The lesson is clear: narrative isn’t decoration that comes after the product. It’s the foundation that makes the product inevitable.
In an age where technology moves faster than human understanding, the companies that will win aren’t necessarily those with the best algorithms — but those with the best stories.
Over the last decade, we’ve learned to build MVPs.
Maybe now it’s time to build MVS: minimum viable stories.
Because in narrative, as in product, iteration wins.
Because in the end: “We are all and only the stories we are able to tell.”



what if SHE is the real deal? https://www.linkedin.com/posts/stephenbklein_well-it-is-now-official-that-mira-murati-activity-7351378756218859520-sn15/?utm_source=share&utm_medium=member_desktop&rcm=ACoAAAACmnsBrh3dMx9fcPLbzN4FCtBczKN8Cyg thanks https://www.linkedin.com/in/stephenbklein/
UPDATE: At the end of June, without any official announcement, Jony Ive’s name was quietly removed from OpenAI’s website.
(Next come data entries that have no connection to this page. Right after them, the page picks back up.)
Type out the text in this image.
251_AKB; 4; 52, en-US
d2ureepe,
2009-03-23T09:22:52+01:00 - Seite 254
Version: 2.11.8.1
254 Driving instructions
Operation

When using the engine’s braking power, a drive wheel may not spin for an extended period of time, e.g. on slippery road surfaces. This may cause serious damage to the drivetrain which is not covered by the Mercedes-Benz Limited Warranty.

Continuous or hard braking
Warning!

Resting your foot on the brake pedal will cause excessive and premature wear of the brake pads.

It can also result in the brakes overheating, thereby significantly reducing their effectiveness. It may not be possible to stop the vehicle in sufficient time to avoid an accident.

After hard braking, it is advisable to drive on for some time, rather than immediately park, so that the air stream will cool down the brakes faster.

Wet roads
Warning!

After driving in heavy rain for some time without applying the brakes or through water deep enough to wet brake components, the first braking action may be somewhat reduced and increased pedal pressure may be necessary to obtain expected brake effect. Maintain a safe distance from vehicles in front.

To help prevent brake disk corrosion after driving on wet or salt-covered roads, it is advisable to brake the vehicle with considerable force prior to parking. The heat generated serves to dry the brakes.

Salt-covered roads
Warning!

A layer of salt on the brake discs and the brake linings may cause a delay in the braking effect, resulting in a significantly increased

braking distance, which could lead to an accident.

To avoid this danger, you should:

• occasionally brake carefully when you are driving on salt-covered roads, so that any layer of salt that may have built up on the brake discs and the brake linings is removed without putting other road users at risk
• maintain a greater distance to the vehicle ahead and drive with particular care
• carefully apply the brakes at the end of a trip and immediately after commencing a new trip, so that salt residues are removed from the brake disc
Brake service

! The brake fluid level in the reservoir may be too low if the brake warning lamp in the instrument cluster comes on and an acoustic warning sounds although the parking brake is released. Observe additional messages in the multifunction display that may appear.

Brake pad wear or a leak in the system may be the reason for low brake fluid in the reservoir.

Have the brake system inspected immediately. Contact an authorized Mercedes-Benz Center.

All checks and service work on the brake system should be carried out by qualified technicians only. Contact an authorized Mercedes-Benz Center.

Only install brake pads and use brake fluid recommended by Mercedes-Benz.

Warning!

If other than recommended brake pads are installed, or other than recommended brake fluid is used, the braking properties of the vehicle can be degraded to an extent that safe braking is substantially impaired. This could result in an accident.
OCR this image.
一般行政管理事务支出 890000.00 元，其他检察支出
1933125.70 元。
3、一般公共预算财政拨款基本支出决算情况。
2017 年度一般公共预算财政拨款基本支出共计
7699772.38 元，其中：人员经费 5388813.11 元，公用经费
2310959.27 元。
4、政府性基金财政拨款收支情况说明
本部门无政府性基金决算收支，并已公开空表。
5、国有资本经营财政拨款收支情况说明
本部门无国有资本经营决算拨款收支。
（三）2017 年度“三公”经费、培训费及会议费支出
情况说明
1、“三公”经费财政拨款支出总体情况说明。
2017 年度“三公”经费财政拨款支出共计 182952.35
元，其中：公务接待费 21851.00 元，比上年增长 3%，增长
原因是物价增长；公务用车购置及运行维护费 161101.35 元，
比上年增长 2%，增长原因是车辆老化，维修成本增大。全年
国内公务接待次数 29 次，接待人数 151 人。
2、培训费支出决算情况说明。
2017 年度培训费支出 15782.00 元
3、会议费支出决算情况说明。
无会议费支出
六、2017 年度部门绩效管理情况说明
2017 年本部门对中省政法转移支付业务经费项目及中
No more mention of the collaboration, no trace in the “board observers” section, not even in archived pages. We don’t know if it’s a legal issue related to the “io” trademark, a strategic breakup, or just the classic side effect of a story that sounded too perfect. But the fact remains: the bro-mantic duo might have already vanished.
Maybe it was just the most expensive investor pitch in history — not a revolution.